In Danau We’ekuri, Indonesia
Although Kirsten and Leon plan to return to Malta in the future, they don’t yet have a set date.
“Let’s just say we’ll continue travelling until the money lasts,” Leon said. “We initially calculated €1000 each per month for Asia but so far, six months of Malaysia, Singapore and Indonesia have cost us less than €3,500 each, so we hope to travel the rest of Asia for a longer period than planned.”
“We miss our friends and family, the food, and the advantage of Malta being so small – which makes it very easy to meet up with friends, head to swim after work, organise BBQs…you know, the whole summer drill. In all fairness, we’re terrified of the huge changes that have happened in just three years, but home is always home, we think!”
Snorkelling near Karimunjawa Island
What advice do the experienced backpackers have for others dreaming of following in their footsteps?
“We do not agree with most bloggers, who use slogans such as ‘If I can do it, so can you!’, and ‘All it takes is just a flight’,” Kirsten said. “We understand most people are committed to their jobs, have families to take care of, have restrictions or illnesses which may be difficult to travel with, or don’t do solo traveling.”
“We encourage people to take the leap forward, but understand such a lifestyle is not for everyone. Not everyone can ‘pack up and go’, but our advise is always to GO, even for a short period. We do like sharing our negative stories and our stressful events, not to make people give up, but to show the realistic side of traveling. We have grown… both mentally and physically! It is eye opening to view different cultures and experience different religions, and to grow accustomed to different lifestyles.”
On Bukit Teresek Hill, Malaysia
And, as a final piece of advice, Leon and Kirsten also urged fellow travellers not to view travelling as a competition.

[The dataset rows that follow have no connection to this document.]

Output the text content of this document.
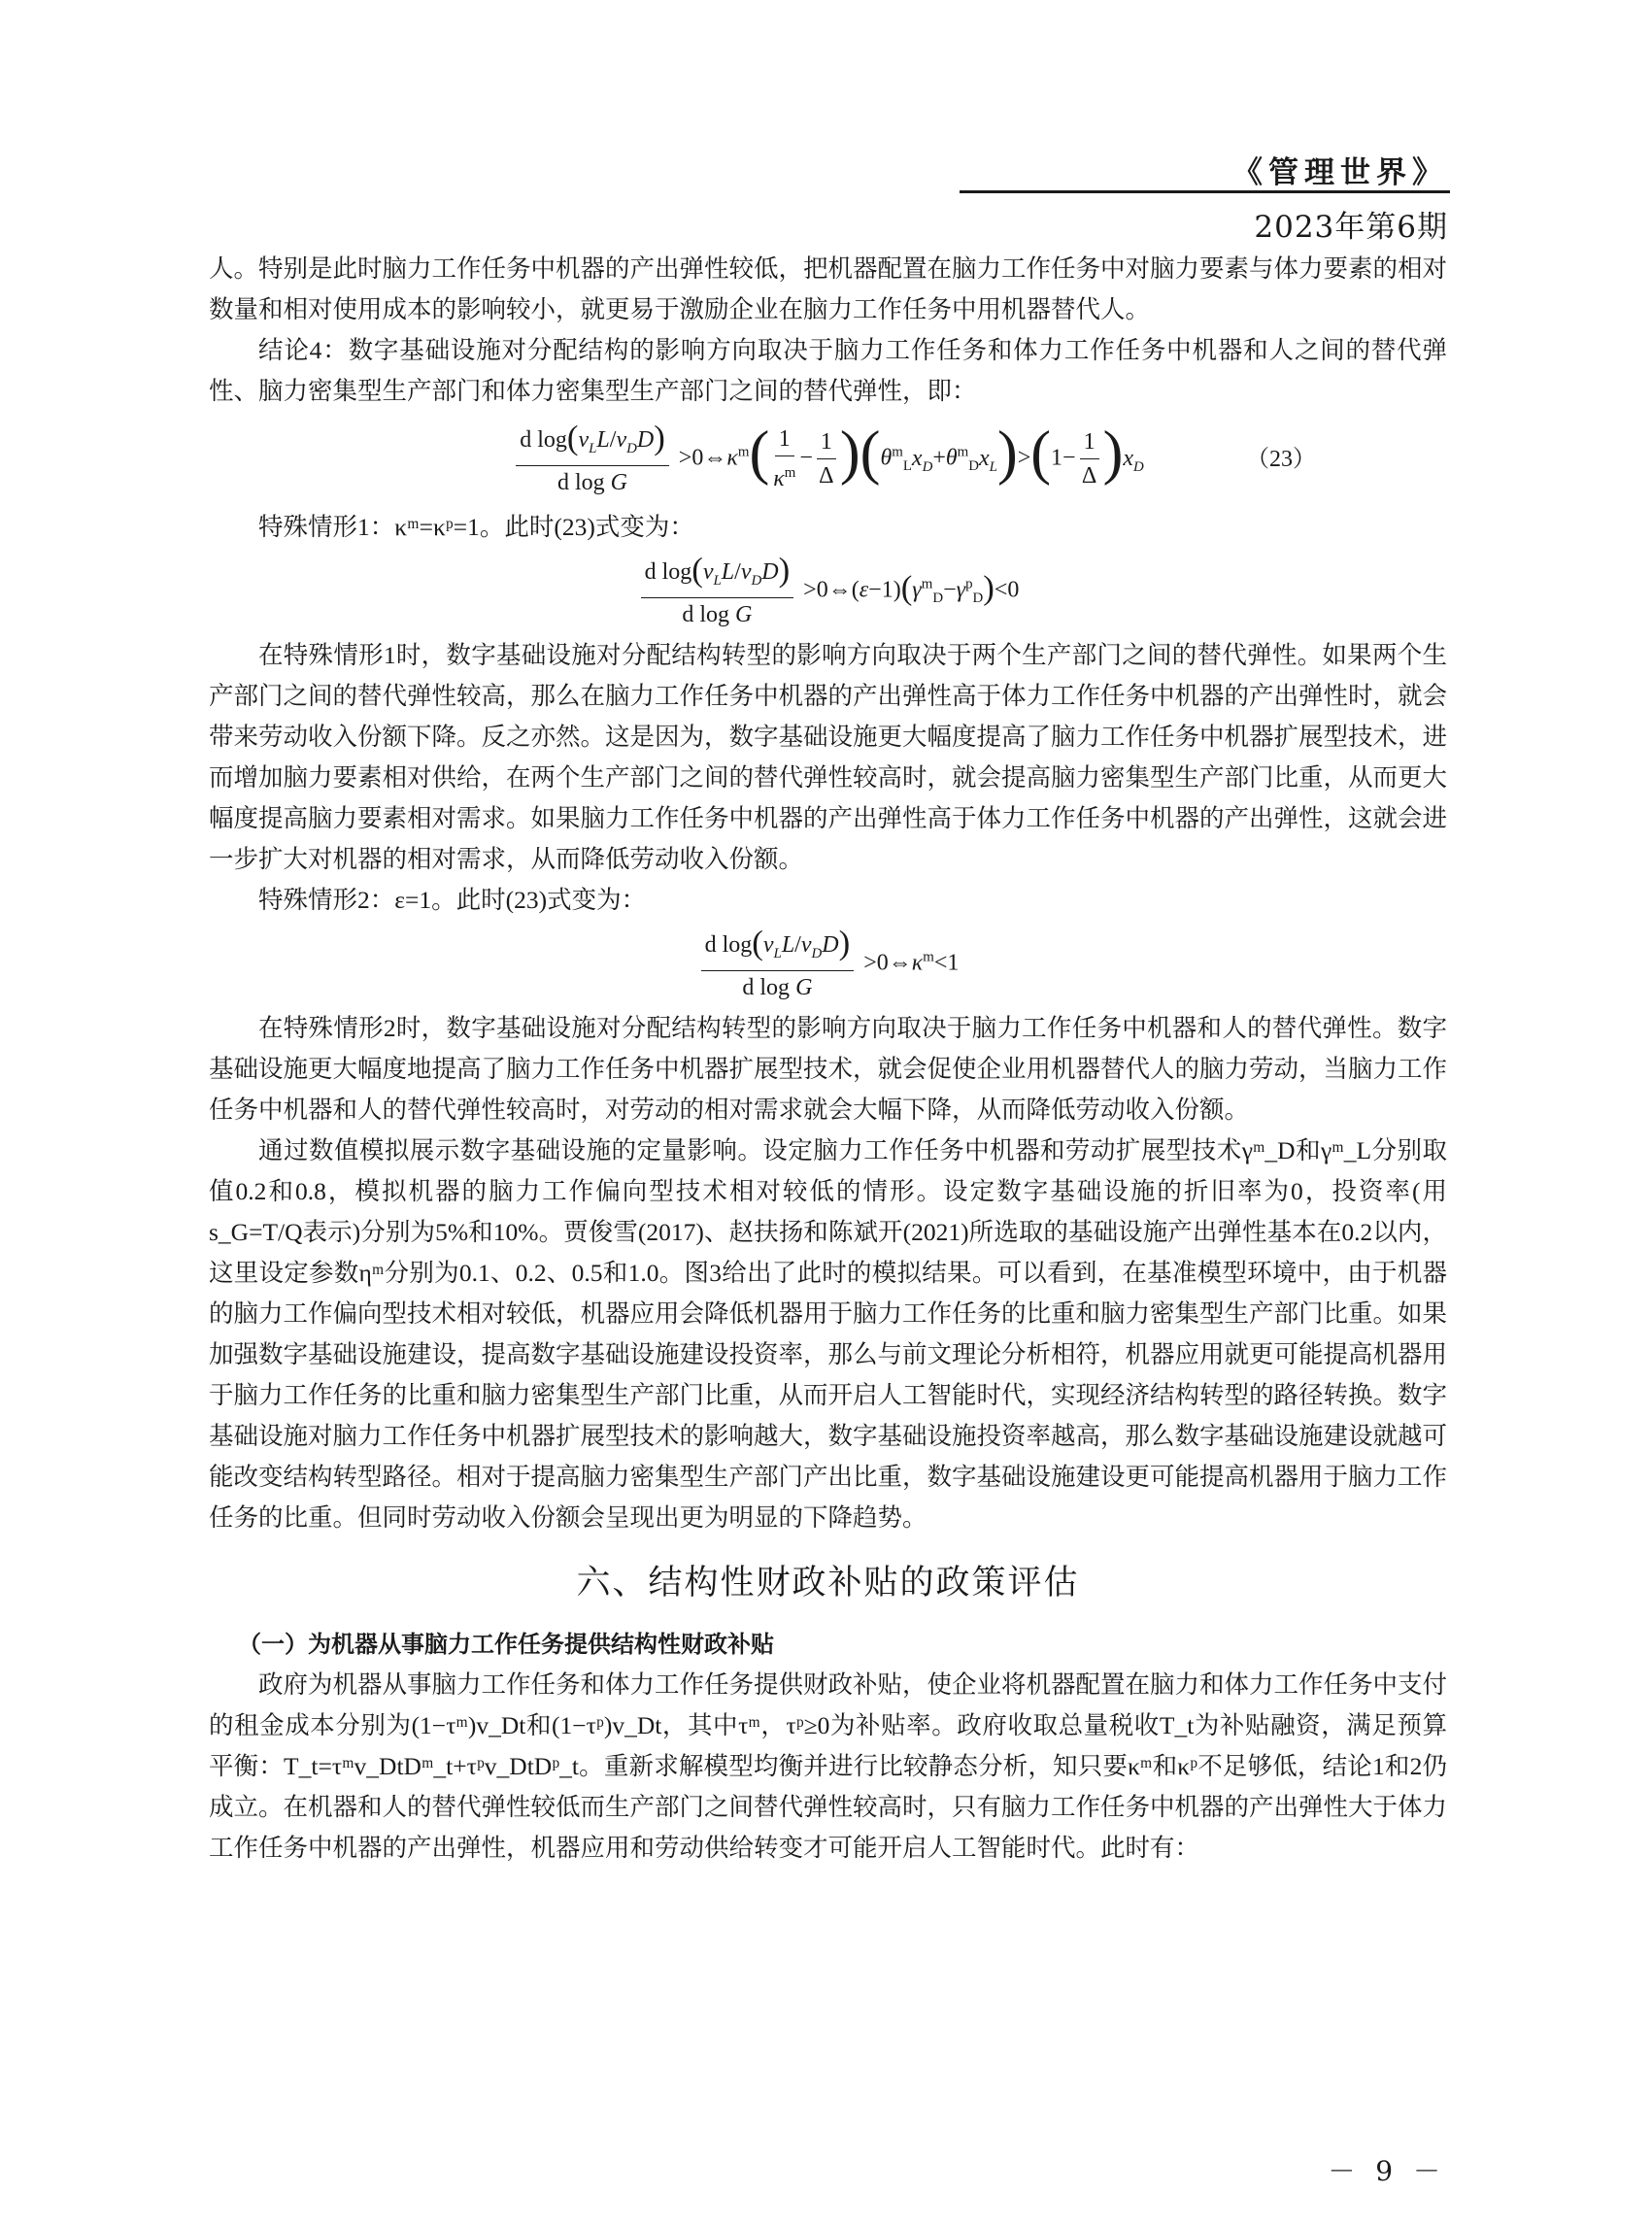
《管理世界》
2023年第6期

人。特别是此时脑力工作任务中机器的产出弹性较低，把机器配置在脑力工作任务中对脑力要素与体力要素的相对数量和相对使用成本的影响较小，就更易于激励企业在脑力工作任务中用机器替代人。

结论4：数字基础设施对分配结构的影响方向取决于脑力工作任务和体力工作任务中机器和人之间的替代弹性、脑力密集型生产部门和体力密集型生产部门之间的替代弹性，即：

$\frac{d \log(v_LL/v_DD)}{\text{d log G}}$ $>0\Leftrightarrow\kappa^m( \frac{1}{\kappa^m} - \frac{1}{\Delta} )(\theta^m_Lx_D+\theta^m_Dx_L)>(1- \frac{1}{\Delta} )x_D$	（23）

特殊情形1：κᵐ=κᵖ=1。此时(23)式变为：

$\frac{d \log(v_LL/v_DD)}{\text{d log G}}$ $>0\Leftrightarrow(\varepsilon-1)(\gamma^m_D-\gamma^p_D)<0$

在特殊情形1时，数字基础设施对分配结构转型的影响方向取决于两个生产部门之间的替代弹性。如果两个生产部门之间的替代弹性较高，那么在脑力工作任务中机器的产出弹性高于体力工作任务中机器的产出弹性时，就会带来劳动收入份额下降。反之亦然。这是因为，数字基础设施更大幅度提高了脑力工作任务中机器扩展型技术，进而增加脑力要素相对供给，在两个生产部门之间的替代弹性较高时，就会提高脑力密集型生产部门比重，从而更大幅度提高脑力要素相对需求。如果脑力工作任务中机器的产出弹性高于体力工作任务中机器的产出弹性，这就会进一步扩大对机器的相对需求，从而降低劳动收入份额。

特殊情形2：ε=1。此时(23)式变为：

$\frac{d \log(v_LL/v_DD)}{\text{d log G}}$ $>0\Leftrightarrow\kappa^m<1$

在特殊情形2时，数字基础设施对分配结构转型的影响方向取决于脑力工作任务中机器和人的替代弹性。数字基础设施更大幅度地提高了脑力工作任务中机器扩展型技术，就会促使企业用机器替代人的脑力劳动，当脑力工作任务中机器和人的替代弹性较高时，对劳动的相对需求就会大幅下降，从而降低劳动收入份额。

通过数值模拟展示数字基础设施的定量影响。设定脑力工作任务中机器和劳动扩展型技术γᵐ_D和γᵐ_L分别取值0.2和0.8，模拟机器的脑力工作偏向型技术相对较低的情形。设定数字基础设施的折旧率为0，投资率(用s_G=T/Q表示)分别为5%和10%。贾俊雪(2017)、赵扶扬和陈斌开(2021)所选取的基础设施产出弹性基本在0.2以内，这里设定参数ηᵐ分别为0.1、0.2、0.5和1.0。图3给出了此时的模拟结果。可以看到，在基准模型环境中，由于机器的脑力工作偏向型技术相对较低，机器应用会降低机器用于脑力工作任务的比重和脑力密集型生产部门比重。如果加强数字基础设施建设，提高数字基础设施建设投资率，那么与前文理论分析相符，机器应用就更可能提高机器用于脑力工作任务的比重和脑力密集型生产部门比重，从而开启人工智能时代，实现经济结构转型的路径转换。数字基础设施对脑力工作任务中机器扩展型技术的影响越大，数字基础设施投资率越高，那么数字基础设施建设就越可能改变结构转型路径。相对于提高脑力密集型生产部门产出比重，数字基础设施建设更可能提高机器用于脑力工作任务的比重。但同时劳动收入份额会呈现出更为明显的下降趋势。

六、结构性财政补贴的政策评估
（一）为机器从事脑力工作任务提供结构性财政补贴

政府为机器从事脑力工作任务和体力工作任务提供财政补贴，使企业将机器配置在脑力和体力工作任务中支付的租金成本分别为(1−τᵐ)v_Dt和(1−τᵖ)v_Dt，其中τᵐ，τᵖ≥0为补贴率。政府收取总量税收T_t为补贴融资，满足预算平衡：T_t=τᵐv_DtDᵐ_t+τᵖv_DtDᵖ_t。重新求解模型均衡并进行比较静态分析，知只要κᵐ和κᵖ不足够低，结论1和2仍成立。在机器和人的替代弹性较低而生产部门之间替代弹性较高时，只有脑力工作任务中机器的产出弹性大于体力工作任务中机器的产出弹性，机器应用和劳动供给转变才可能开启人工智能时代。此时有：

－ 9 －
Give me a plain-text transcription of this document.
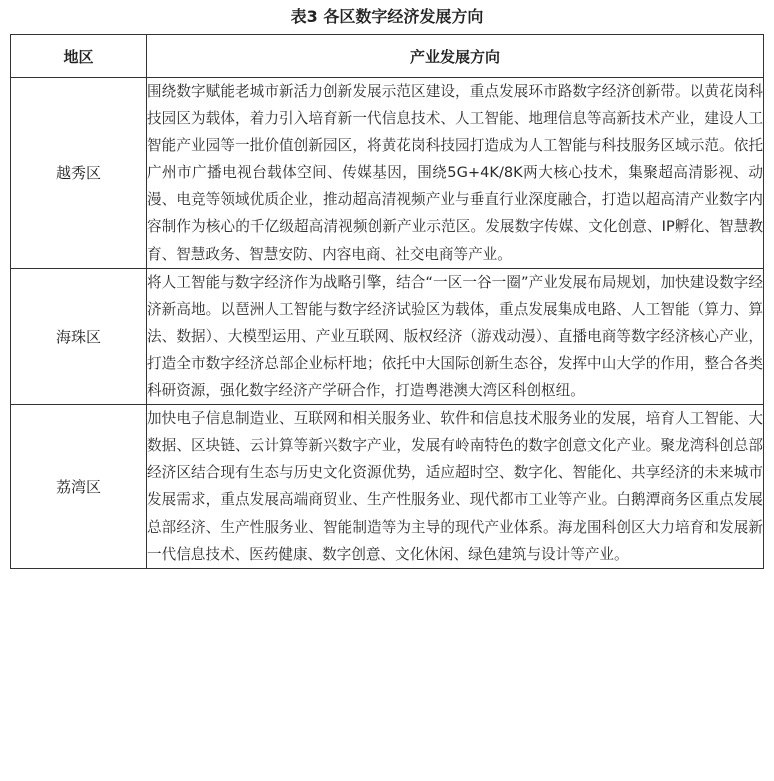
表3 各区数字经济发展方向
地区	产业发展方向
越秀区	围绕数字赋能老城市新活力创新发展示范区建设，重点发展环市路数字经济创新带。以黄花岗科技园区为载体，着力引入培育新一代信息技术、人工智能、地理信息等高新技术产业，建设人工智能产业园等一批价值创新园区，将黄花岗科技园打造成为人工智能与科技服务区域示范。依托广州市广播电视台载体空间、传媒基因，围绕5G+4K/8K两大核心技术，集聚超高清影视、动漫、电竞等领域优质企业，推动超高清视频产业与垂直行业深度融合，打造以超高清产业数字内容制作为核心的千亿级超高清视频创新产业示范区。发展数字传媒、文化创意、IP孵化、智慧教育、智慧政务、智慧安防、内容电商、社交电商等产业。
海珠区	将人工智能与数字经济作为战略引擎，结合“一区一谷一圈”产业发展布局规划，加快建设数字经济新高地。以琶洲人工智能与数字经济试验区为载体，重点发展集成电路、人工智能（算力、算法、数据）、大模型运用、产业互联网、版权经济（游戏动漫）、直播电商等数字经济核心产业，打造全市数字经济总部企业标杆地；依托中大国际创新生态谷，发挥中山大学的作用，整合各类科研资源，强化数字经济产学研合作，打造粤港澳大湾区科创枢纽。
荔湾区	加快电子信息制造业、互联网和相关服务业、软件和信息技术服务业的发展，培育人工智能、大数据、区块链、云计算等新兴数字产业，发展有岭南特色的数字创意文化产业。聚龙湾科创总部经济区结合现有生态与历史文化资源优势，适应超时空、数字化、智能化、共享经济的未来城市发展需求，重点发展高端商贸业、生产性服务业、现代都市工业等产业。白鹅潭商务区重点发展总部经济、生产性服务业、智能制造等为主导的现代产业体系。海龙围科创区大力培育和发展新一代信息技术、医药健康、数字创意、文化休闲、绿色建筑与设计等产业。
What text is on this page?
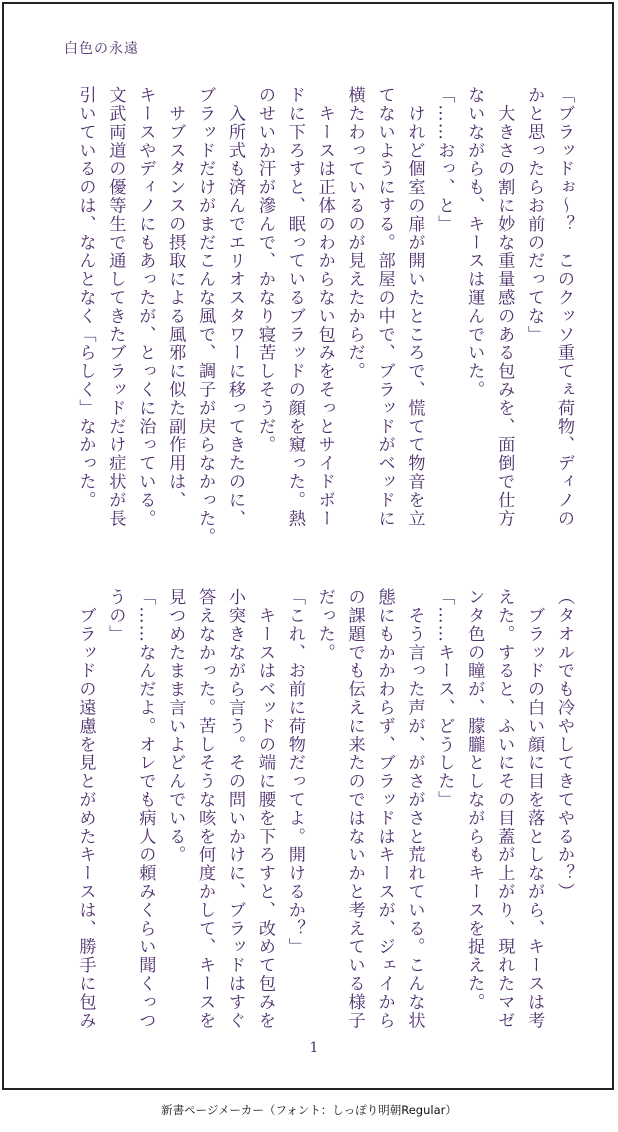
白色の永遠
「ブラッドぉ〜？　このクッソ重てぇ荷物、ディノの
かと思ったらお前のだってな」
　大きさの割に妙な重量感のある包みを、面倒で仕方
ないながらも、キースは運んでいた。
「……おっ、と」
　けれど個室の扉が開いたところで、慌てて物音を立
てないようにする。部屋の中で、ブラッドがベッドに
横たわっているのが見えたからだ。
　キースは正体のわからない包みをそっとサイドボー
ドに下ろすと、眠っているブラッドの顔を窺った。熱
のせいか汗が滲んで、かなり寝苦しそうだ。
　入所式も済んでエリオスタワーに移ってきたのに、
ブラッドだけがまだこんな風で、調子が戻らなかった。
　サブスタンスの摂取による風邪に似た副作用は、
キースやディノにもあったが、とっくに治っている。
文武両道の優等生で通してきたブラッドだけ症状が長
引いているのは、なんとなく「らしく」なかった。
（タオルでも冷やしてきてやるか？）
　ブラッドの白い顔に目を落としながら、キースは考
えた。すると、ふいにその目蓋が上がり、現れたマゼ
ンタ色の瞳が、朦朧としながらもキースを捉えた。
「……キース、どうした」
　そう言った声が、がさがさと荒れている。こんな状
態にもかかわらず、ブラッドはキースが、ジェイから
の課題でも伝えに来たのではないかと考えている様子
だった。
「これ、お前に荷物だってよ。開けるか？」
　キースはベッドの端に腰を下ろすと、改めて包みを
小突きながら言う。その問いかけに、ブラッドはすぐ
答えなかった。苦しそうな咳を何度かして、キースを
見つめたまま言いよどんでいる。
「……なんだよ。オレでも病人の頼みくらい聞くっつ
うの」
　ブラッドの遠慮を見とがめたキースは、勝手に包み
1
新書ページメーカー（フォント：しっぽり明朝Regular）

“How many days did you spend? How many countries? I’m a TRAVELLER not a tourist! Oh, you haven’t really visited the place if you didn’t go there! How many followers on Instagram do you have? It all boils down to the experience you get and with whom you share it. It is not just the destination and the vacation itself, but the lessons you learn along the way which stick to you for a lifetime. Traveling should be inspirational to others and a different way of learning, and – at the end of the day – you travel the best way which suits YOU, no-one else!”